Research Project: Controlled Environment Agriculture Platform for Hydroponic Cultivation of Salt-Tolerant Crops with Integrated Saline Water Irrigation

Location: Vegetable Research

Project Number: 6080-22000-032-011-R
Project Type: Reimbursable Cooperative Agreement

Start Date: Apr 1, 2023
End Date: Mar 31, 2025

Objective:
New concepts of saline agriculture are needed to address the grand challenge of food production in regions of present and future freshwater scarcity. Multidisciplinary and integrated research is needed to make use of abundant sources of saline and brackish water for food production. Our general objective is to develop an integrated hydroponics CEA platform for the cultivation of salt-tolerant food crops using saline irrigation water by enhancing crop salt tolerance, developing new concepts in agricultural-sector desalting technologies, and optimizing salinity management. Specific Objective: To identify sources of salt tolerance in solanaceous and cucurbit crops and develop tolerant germplasm for use in hydroponic systems. To conduct genome wide association mapping (GWAS) and identify genomic regions potentially involved in salt tolerance in cucumber and tomato.

Approach:
In this project ARS will conduct research in Charleston, SC to phenotype the core collections of cucumber and tomato plant introductions (PI) for salt tolerance using nutrient film technology (NFT).
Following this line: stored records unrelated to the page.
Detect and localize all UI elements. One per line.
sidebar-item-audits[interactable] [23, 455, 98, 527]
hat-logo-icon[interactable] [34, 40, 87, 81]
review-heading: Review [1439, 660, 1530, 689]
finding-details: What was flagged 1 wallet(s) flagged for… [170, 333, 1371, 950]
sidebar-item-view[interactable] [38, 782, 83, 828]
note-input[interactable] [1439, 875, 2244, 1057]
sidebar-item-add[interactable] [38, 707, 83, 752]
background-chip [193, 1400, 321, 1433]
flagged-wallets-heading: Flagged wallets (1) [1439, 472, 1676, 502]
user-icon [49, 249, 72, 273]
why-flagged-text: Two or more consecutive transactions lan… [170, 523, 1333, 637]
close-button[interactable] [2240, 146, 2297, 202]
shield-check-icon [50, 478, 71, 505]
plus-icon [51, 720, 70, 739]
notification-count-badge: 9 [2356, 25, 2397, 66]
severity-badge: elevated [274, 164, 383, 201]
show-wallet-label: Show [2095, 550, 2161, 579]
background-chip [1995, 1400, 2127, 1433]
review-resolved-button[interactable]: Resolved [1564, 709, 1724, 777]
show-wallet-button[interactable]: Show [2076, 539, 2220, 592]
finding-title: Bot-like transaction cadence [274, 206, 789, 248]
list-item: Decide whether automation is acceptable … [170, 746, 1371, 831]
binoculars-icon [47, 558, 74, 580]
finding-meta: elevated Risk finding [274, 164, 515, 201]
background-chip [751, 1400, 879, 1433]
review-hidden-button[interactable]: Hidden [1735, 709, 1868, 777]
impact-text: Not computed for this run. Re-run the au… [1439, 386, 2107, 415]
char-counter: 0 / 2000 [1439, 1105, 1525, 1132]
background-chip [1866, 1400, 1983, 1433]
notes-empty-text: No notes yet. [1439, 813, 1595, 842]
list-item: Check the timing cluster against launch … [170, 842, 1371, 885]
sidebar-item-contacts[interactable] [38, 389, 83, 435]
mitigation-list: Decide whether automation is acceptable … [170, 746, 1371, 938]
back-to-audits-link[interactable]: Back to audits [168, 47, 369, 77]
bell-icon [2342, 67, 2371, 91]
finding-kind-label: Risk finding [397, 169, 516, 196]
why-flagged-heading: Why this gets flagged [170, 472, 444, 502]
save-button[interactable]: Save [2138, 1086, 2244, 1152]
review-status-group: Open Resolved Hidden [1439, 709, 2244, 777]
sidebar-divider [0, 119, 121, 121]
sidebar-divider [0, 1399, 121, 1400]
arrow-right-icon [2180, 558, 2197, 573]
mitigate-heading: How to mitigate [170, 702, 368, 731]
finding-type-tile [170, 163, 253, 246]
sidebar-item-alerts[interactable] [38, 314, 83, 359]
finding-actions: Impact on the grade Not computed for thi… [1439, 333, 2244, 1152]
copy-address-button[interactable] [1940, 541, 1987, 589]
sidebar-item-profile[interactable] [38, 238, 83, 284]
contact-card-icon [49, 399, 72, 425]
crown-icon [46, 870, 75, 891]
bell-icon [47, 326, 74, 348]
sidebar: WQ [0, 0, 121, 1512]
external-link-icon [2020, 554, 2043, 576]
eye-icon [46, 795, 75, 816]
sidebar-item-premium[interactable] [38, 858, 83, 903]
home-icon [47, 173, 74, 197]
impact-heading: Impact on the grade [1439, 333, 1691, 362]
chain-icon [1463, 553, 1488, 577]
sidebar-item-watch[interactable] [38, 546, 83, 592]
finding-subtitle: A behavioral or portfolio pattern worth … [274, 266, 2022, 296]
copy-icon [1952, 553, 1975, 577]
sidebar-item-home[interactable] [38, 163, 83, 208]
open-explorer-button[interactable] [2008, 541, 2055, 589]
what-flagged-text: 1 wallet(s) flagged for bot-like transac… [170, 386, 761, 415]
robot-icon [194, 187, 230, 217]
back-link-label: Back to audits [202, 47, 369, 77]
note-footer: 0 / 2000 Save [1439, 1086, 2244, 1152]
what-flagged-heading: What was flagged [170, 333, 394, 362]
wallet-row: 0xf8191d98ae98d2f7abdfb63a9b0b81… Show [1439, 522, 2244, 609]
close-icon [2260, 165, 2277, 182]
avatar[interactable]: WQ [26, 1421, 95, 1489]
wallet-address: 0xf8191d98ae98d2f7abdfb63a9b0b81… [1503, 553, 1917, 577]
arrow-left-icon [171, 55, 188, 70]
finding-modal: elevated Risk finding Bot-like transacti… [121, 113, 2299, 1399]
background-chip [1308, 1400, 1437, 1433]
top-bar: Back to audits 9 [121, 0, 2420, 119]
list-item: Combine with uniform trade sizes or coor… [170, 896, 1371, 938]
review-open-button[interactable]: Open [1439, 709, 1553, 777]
Plants which show high levels of tolerance to salanity in the hydroponic system will be self pollinated to get seed which will then be phenotyped again for salt tolerance and advanceed to the next generation. Using this strategy salt tolerant germplasm lines will be developed for use in breeding programs and for release to the seed industry. Data on salt tolerance response of cucumber PI combined with data for PI available with cucurbit genomics data base (cucurbitgenomics.org) will be used to conduct Genome wide analysis (GWAS) to identify potential markers conditioning salt tolerance. Similar studies will be conducted with tomato PI as well.